LexisNexis has worked for more than a decade to develop a large scale system for big data manipulation, and it believes that it has produced something that's better and more mature than the better known Hadoop technology.
The company just needs developers to agree.
[ Keep up on the day's tech news headlines with InfoWorld's Today's Headlines: Wrap Up newsletter. ]
LexisNexis developed the parallel processing data platform to handle the demands of its own data intensive research business. It wants it extend use of the technology, dubbed HPCC Systems, to broader markets, but is clearly aware that open source Hadoop has already established itself as a strong presence.
The company says there are now about 1,000 HPCC Systems developers worldwide, most of who have been trained since the platform was opened sourced in June,
By contrast, a Hadoop developer conference last summer drew a crowd of some 1,700.
To help demonstrate its capabilities, a Terasort benchmark was run to compare HPCC against a similar benchmark and workload by SGI on a Hadoop cluster, announced in October.
LexisNexis says its benchmark was 25 percent faster, and ran on far less hardware: A 4-node cluster versus a 20-node cluster on the SGI system. The LexisNexis test was done on a Dell PowerEdge, two socket servers, with six core Intel Xeon processors.
Flavio Villanustre, vice president of infrastructure and products at LexisNexis Risk Solutions, credited the test results, in part, on the number of lines in code needed for the sorting versus Hadoop.
It took three lines of ECL code to do the sorting, compared to 100 plus lines in Java, which is what is used in Hadoop, said Villanustre.
Asked to respond to the HPCC benchmark, an Bill Mannel, vice president of product marketing at SGI said in a statement that "there are many variations of distributed processing which can run Terasort. HPCC Systems is running Terasort on ECL code, which is different than SGI running on a MapReduce-based Hadoop. SGI remains committed to pushing the bar on performance and beating and improving our own record." MapReduce is a software framework.
Villanustre believes HPCC could do well in the marketplace against Hadoop, but he doesn't take anything for granted. He said that he wants to avoid ending up like Betamax, which lost the video format wars to VHS, or IBM's OS/2 operating system, which was cruushed by Microsoft Windows.

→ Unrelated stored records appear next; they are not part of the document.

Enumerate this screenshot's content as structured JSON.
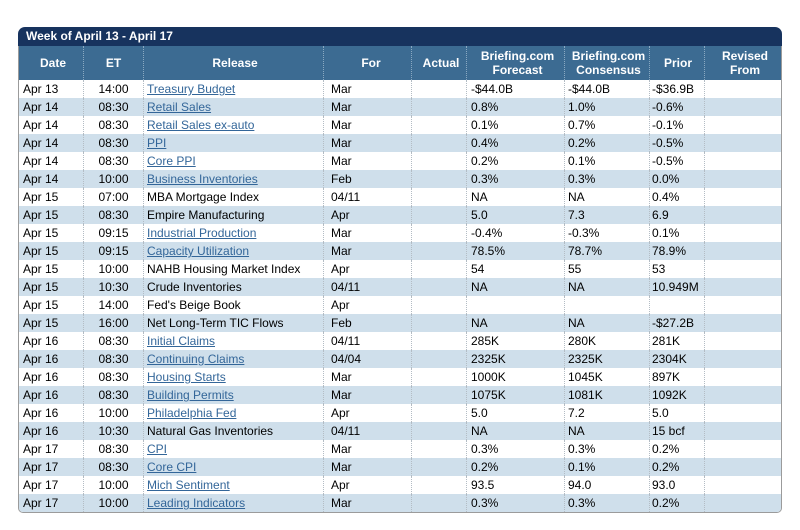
{
  "title": "Week of April 13 - April 17",
  "columns": [
    {
      "key": "date",
      "label": "Date"
    },
    {
      "key": "et",
      "label": "ET"
    },
    {
      "key": "release",
      "label": "Release"
    },
    {
      "key": "for",
      "label": "For"
    },
    {
      "key": "actual",
      "label": "Actual"
    },
    {
      "key": "forecast",
      "label": "Briefing.com\nForecast"
    },
    {
      "key": "consensus",
      "label": "Briefing.com\nConsensus"
    },
    {
      "key": "prior",
      "label": "Prior"
    },
    {
      "key": "revised",
      "label": "Revised\nFrom"
    }
  ],
  "rows": [
    {
      "date": "Apr 13",
      "et": "14:00",
      "release": "Treasury Budget",
      "release_link": true,
      "for": "Mar",
      "actual": "",
      "forecast": "-$44.0B",
      "consensus": "-$44.0B",
      "prior": "-$36.9B",
      "revised": ""
    },
    {
      "date": "Apr 14",
      "et": "08:30",
      "release": "Retail Sales",
      "release_link": true,
      "for": "Mar",
      "actual": "",
      "forecast": "0.8%",
      "consensus": "1.0%",
      "prior": "-0.6%",
      "revised": ""
    },
    {
      "date": "Apr 14",
      "et": "08:30",
      "release": "Retail Sales ex-auto",
      "release_link": true,
      "for": "Mar",
      "actual": "",
      "forecast": "0.1%",
      "consensus": "0.7%",
      "prior": "-0.1%",
      "revised": ""
    },
    {
      "date": "Apr 14",
      "et": "08:30",
      "release": "PPI",
      "release_link": true,
      "for": "Mar",
      "actual": "",
      "forecast": "0.4%",
      "consensus": "0.2%",
      "prior": "-0.5%",
      "revised": ""
    },
    {
      "date": "Apr 14",
      "et": "08:30",
      "release": "Core PPI",
      "release_link": true,
      "for": "Mar",
      "actual": "",
      "forecast": "0.2%",
      "consensus": "0.1%",
      "prior": "-0.5%",
      "revised": ""
    },
    {
      "date": "Apr 14",
      "et": "10:00",
      "release": "Business Inventories",
      "release_link": true,
      "for": "Feb",
      "actual": "",
      "forecast": "0.3%",
      "consensus": "0.3%",
      "prior": "0.0%",
      "revised": ""
    },
    {
      "date": "Apr 15",
      "et": "07:00",
      "release": "MBA Mortgage Index",
      "release_link": false,
      "for": "04/11",
      "actual": "",
      "forecast": "NA",
      "consensus": "NA",
      "prior": "0.4%",
      "revised": ""
    },
    {
      "date": "Apr 15",
      "et": "08:30",
      "release": "Empire Manufacturing",
      "release_link": false,
      "for": "Apr",
      "actual": "",
      "forecast": "5.0",
      "consensus": "7.3",
      "prior": "6.9",
      "revised": ""
    },
    {
      "date": "Apr 15",
      "et": "09:15",
      "release": "Industrial Production",
      "release_link": true,
      "for": "Mar",
      "actual": "",
      "forecast": "-0.4%",
      "consensus": "-0.3%",
      "prior": "0.1%",
      "revised": ""
    },
    {
      "date": "Apr 15",
      "et": "09:15",
      "release": "Capacity Utilization",
      "release_link": true,
      "for": "Mar",
      "actual": "",
      "forecast": "78.5%",
      "consensus": "78.7%",
      "prior": "78.9%",
      "revised": ""
    },
    {
      "date": "Apr 15",
      "et": "10:00",
      "release": "NAHB Housing Market Index",
      "release_link": false,
      "for": "Apr",
      "actual": "",
      "forecast": "54",
      "consensus": "55",
      "prior": "53",
      "revised": ""
    },
    {
      "date": "Apr 15",
      "et": "10:30",
      "release": "Crude Inventories",
      "release_link": false,
      "for": "04/11",
      "actual": "",
      "forecast": "NA",
      "consensus": "NA",
      "prior": "10.949M",
      "revised": ""
    },
    {
      "date": "Apr 15",
      "et": "14:00",
      "release": "Fed's Beige Book",
      "release_link": false,
      "for": "Apr",
      "actual": "",
      "forecast": "",
      "consensus": "",
      "prior": "",
      "revised": ""
    },
    {
      "date": "Apr 15",
      "et": "16:00",
      "release": "Net Long-Term TIC Flows",
      "release_link": false,
      "for": "Feb",
      "actual": "",
      "forecast": "NA",
      "consensus": "NA",
      "prior": "-$27.2B",
      "revised": ""
    },
    {
      "date": "Apr 16",
      "et": "08:30",
      "release": "Initial Claims",
      "release_link": true,
      "for": "04/11",
      "actual": "",
      "forecast": "285K",
      "consensus": "280K",
      "prior": "281K",
      "revised": ""
    },
    {
      "date": "Apr 16",
      "et": "08:30",
      "release": "Continuing Claims",
      "release_link": true,
      "for": "04/04",
      "actual": "",
      "forecast": "2325K",
      "consensus": "2325K",
      "prior": "2304K",
      "revised": ""
    },
    {
      "date": "Apr 16",
      "et": "08:30",
      "release": "Housing Starts",
      "release_link": true,
      "for": "Mar",
      "actual": "",
      "forecast": "1000K",
      "consensus": "1045K",
      "prior": "897K",
      "revised": ""
    },
    {
      "date": "Apr 16",
      "et": "08:30",
      "release": "Building Permits",
      "release_link": true,
      "for": "Mar",
      "actual": "",
      "forecast": "1075K",
      "consensus": "1081K",
      "prior": "1092K",
      "revised": ""
    },
    {
      "date": "Apr 16",
      "et": "10:00",
      "release": "Philadelphia Fed",
      "release_link": true,
      "for": "Apr",
      "actual": "",
      "forecast": "5.0",
      "consensus": "7.2",
      "prior": "5.0",
      "revised": ""
    },
    {
      "date": "Apr 16",
      "et": "10:30",
      "release": "Natural Gas Inventories",
      "release_link": false,
      "for": "04/11",
      "actual": "",
      "forecast": "NA",
      "consensus": "NA",
      "prior": "15 bcf",
      "revised": ""
    },
    {
      "date": "Apr 17",
      "et": "08:30",
      "release": "CPI",
      "release_link": true,
      "for": "Mar",
      "actual": "",
      "forecast": "0.3%",
      "consensus": "0.3%",
      "prior": "0.2%",
      "revised": ""
    },
    {
      "date": "Apr 17",
      "et": "08:30",
      "release": "Core CPI",
      "release_link": true,
      "for": "Mar",
      "actual": "",
      "forecast": "0.2%",
      "consensus": "0.1%",
      "prior": "0.2%",
      "revised": ""
    },
    {
      "date": "Apr 17",
      "et": "10:00",
      "release": "Mich Sentiment",
      "release_link": true,
      "for": "Apr",
      "actual": "",
      "forecast": "93.5",
      "consensus": "94.0",
      "prior": "93.0",
      "revised": ""
    },
    {
      "date": "Apr 17",
      "et": "10:00",
      "release": "Leading Indicators",
      "release_link": true,
      "for": "Mar",
      "actual": "",
      "forecast": "0.3%",
      "consensus": "0.3%",
      "prior": "0.2%",
      "revised": ""
    }
  ],
  "colors": {
    "title_bar": "#17335e",
    "header": "#3c6b92",
    "alt_row": "#cfdfeb",
    "link": "#336699",
    "border": "#9b9b9b"
  }
}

"We want to ensure adoption and that's why we are pushing so much," said Villanustre.
The company has also made its HPCC system available in the cloud via Amazon Web Services.
The platform is available through a dual licensing strategy that allows a community edition and a commercial enterprise platform.
Matt Aslett, an analyst at The 451 Group, believes LexisNexis can be a lot more aggressive "given the large and growing ecosystem of developers and vendors that has formed around Apache Hadoop."